Saturday, 05/19/2007 8:36:45 AM

Saturday, May 19, 2007 8:36:45 AM

Post# of 44
http://www.kiplinger.com/printstory.php?pid=11748

The Truth Behind Penny Stock Spam
A deluge of e-mail come-ons puts gullible investors at risk while the government does little to stop it.

By Thomas M. Anderson

From Kiplinger's Personal Finance magazine, June 2007

Promoters of penny stocks typically pitch these high-risk investments as if they were valuable real estate, like oceanfront property. With little money down, you can make a quick-and-easy profit. But in reality, penny stocks are more like swampland. And now, thanks to spam, the muck is spreading at an alarming rate, and efforts to stop it have so far been as effective as ordering the tide not to come in.

You probably trashed an e-mail message last December touting Goldmark Industries. A spam campaign predicted that investors would earn spectacular returns. One e-mail, which forecast the stock would gain 1,077%, said, "Watch GDKI [Goldmark's symbol] soar on Wednesday, Dec. 20!"

Maybe you didn't bite, but many others did. On December 19, the day before the spam campaign began, Goldmark closed at 17 cents a share. Nine days later, when the spam barrage ended, the stock closed at 35 cents. Those who held the stock before the e-mail campaign doubled their money. Investors who bought at the top lost their shirts. The stock closed at 6 cents in mid April.

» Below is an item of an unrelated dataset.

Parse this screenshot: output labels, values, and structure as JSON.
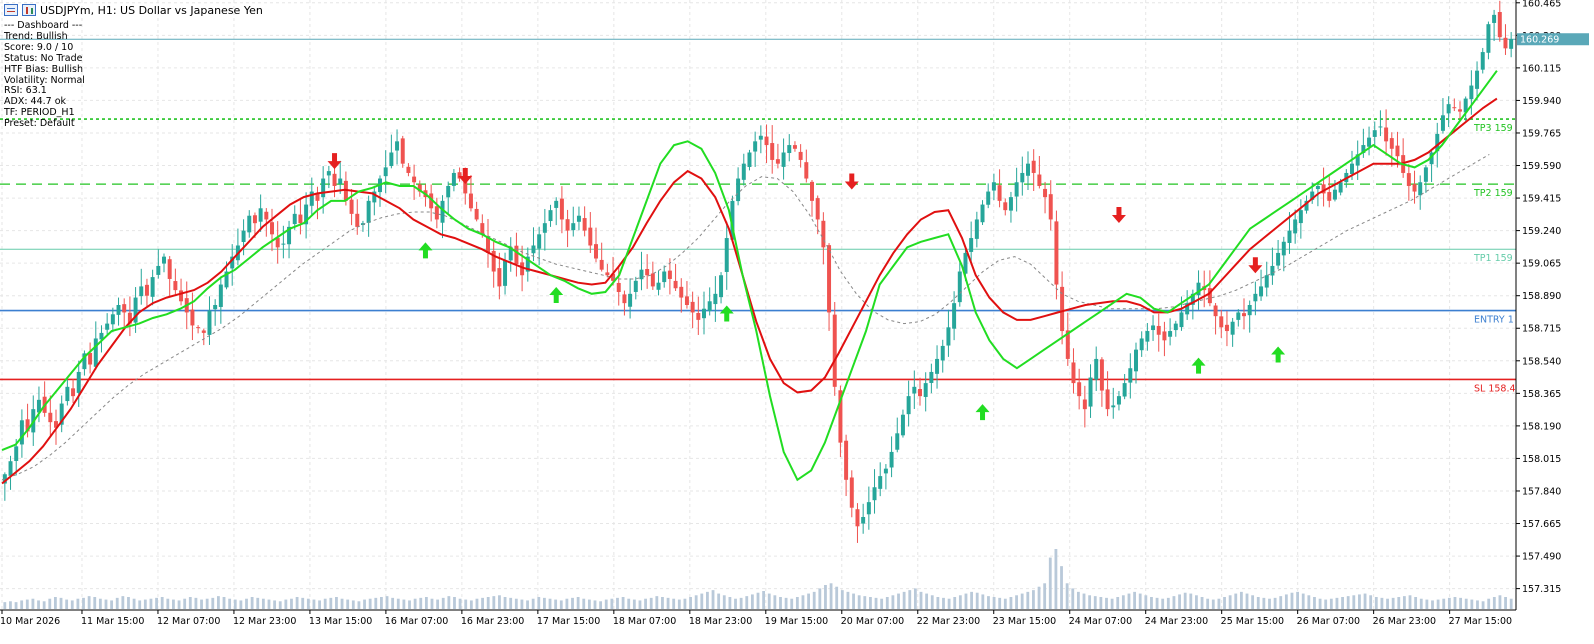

If you think we're talking about chump change, think again. The Securities and Exchange Commission says spam campaigns promoting Goldmark and 34 other stocks that the agency recently suspended from trading for ten days robbed investors of tens of millions of dollars. And those 35 are just a few acres of the swamp. The SEC estimates that 100 million stock-spam messages are sent daily. Postini, an e-mail-security company, says the volume of spam that hypes stocks has grown 120% in the past six months, and that about one-fifth of all spam is stock-related. (On April 13, the SEC suspended trading on three more penny stocks that it suspected were being manipulated through spam campaigns.)